Why does a simple Haskell function reject a Fractional argument expressed as a ratio?

Question

I'm admittedly a Haskell newbie. To explore laziness, I created a function in ghci that returns its second argument:

Prelude> let latter x y = y
latter :: t -> t1 -> t1

I am able to call it with arguments of types Char, [Char], Num, Floating, and Fractional (expressed as decimals):

Prelude> latter 'x' 'y'
'y'
it :: Char

Prelude> latter "foo" "bar"
"bar"
it :: [Char]

Prelude> latter 1 2
2
it :: Num t1 => t1

Prelude> latter pi pi
3.141592653589793
it :: Floating t1 => t1

Prelude> latter 0.5 0.7
0.7
it :: Fractional t1 => t1

Why do I get a horrible error (and what does it mean) when I try applying latter to a Fractional expressed as a ratio:

Prelude> 1/2
0.5
it :: Fractional a => a

Prelude> latter 1/2 1/2

<interactive>:62:1:
    Could not deduce (Num (a0 -> t1 -> t1))
      arising from the ambiguity check for ‘it’
    from the context (Num (a -> t1 -> t1),
                      Num a,
                      Fractional (t1 -> t1))
      bound by the inferred type for ‘it’:
                 (Num (a -> t1 -> t1), Num a, Fractional (t1 -> t1)) => t1 -> t1
      at <interactive>:62:1-14
    The type variable ‘a0’ is ambiguous
    When checking that ‘it’
      has the inferred type ‘forall t1 a.
                             (Num (a -> t1 -> t1), Num a, Fractional (t1 -> t1)) =>
                             t1 -> t1’
    Probable cause: the inferred type is ambiguous

Answer 1

Function application in Haskell binds more tightly than anything else.
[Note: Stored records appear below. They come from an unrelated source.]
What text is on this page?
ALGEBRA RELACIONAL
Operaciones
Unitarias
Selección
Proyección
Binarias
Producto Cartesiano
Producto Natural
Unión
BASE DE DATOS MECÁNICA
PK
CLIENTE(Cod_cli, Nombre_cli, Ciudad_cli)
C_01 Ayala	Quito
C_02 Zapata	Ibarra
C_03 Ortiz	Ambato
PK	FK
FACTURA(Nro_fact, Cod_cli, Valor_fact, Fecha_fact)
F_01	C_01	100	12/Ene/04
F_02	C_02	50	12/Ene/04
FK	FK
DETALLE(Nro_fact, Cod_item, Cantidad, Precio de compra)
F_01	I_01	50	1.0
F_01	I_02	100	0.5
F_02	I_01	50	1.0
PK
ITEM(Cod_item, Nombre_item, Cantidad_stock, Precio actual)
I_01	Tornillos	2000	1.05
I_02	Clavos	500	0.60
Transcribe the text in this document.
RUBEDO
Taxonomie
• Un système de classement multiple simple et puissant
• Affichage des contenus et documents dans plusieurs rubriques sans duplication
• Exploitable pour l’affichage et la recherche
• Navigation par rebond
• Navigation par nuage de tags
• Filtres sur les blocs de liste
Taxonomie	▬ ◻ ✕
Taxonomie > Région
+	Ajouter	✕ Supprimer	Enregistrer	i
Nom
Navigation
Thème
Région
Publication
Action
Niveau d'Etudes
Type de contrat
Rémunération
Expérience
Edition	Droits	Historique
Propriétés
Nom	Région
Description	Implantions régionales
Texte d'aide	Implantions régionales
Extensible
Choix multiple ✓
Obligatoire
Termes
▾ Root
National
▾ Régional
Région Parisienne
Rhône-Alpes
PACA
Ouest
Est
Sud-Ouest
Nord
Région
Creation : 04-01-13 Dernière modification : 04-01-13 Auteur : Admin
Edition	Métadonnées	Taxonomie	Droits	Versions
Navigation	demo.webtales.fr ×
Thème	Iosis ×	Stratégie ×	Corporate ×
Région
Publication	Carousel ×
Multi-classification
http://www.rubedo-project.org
So

latter 1/2 1/2

gets read as

((latter 1) / (2 1)) / 2

Applying 2 to 1 is not such a hot idea, and since latter takes two arguments, latter 1 is actually a function. Dividing a function by something is also not a good idea. You can fix all of these problems using some parentheses:

latter (1/2) (1/2)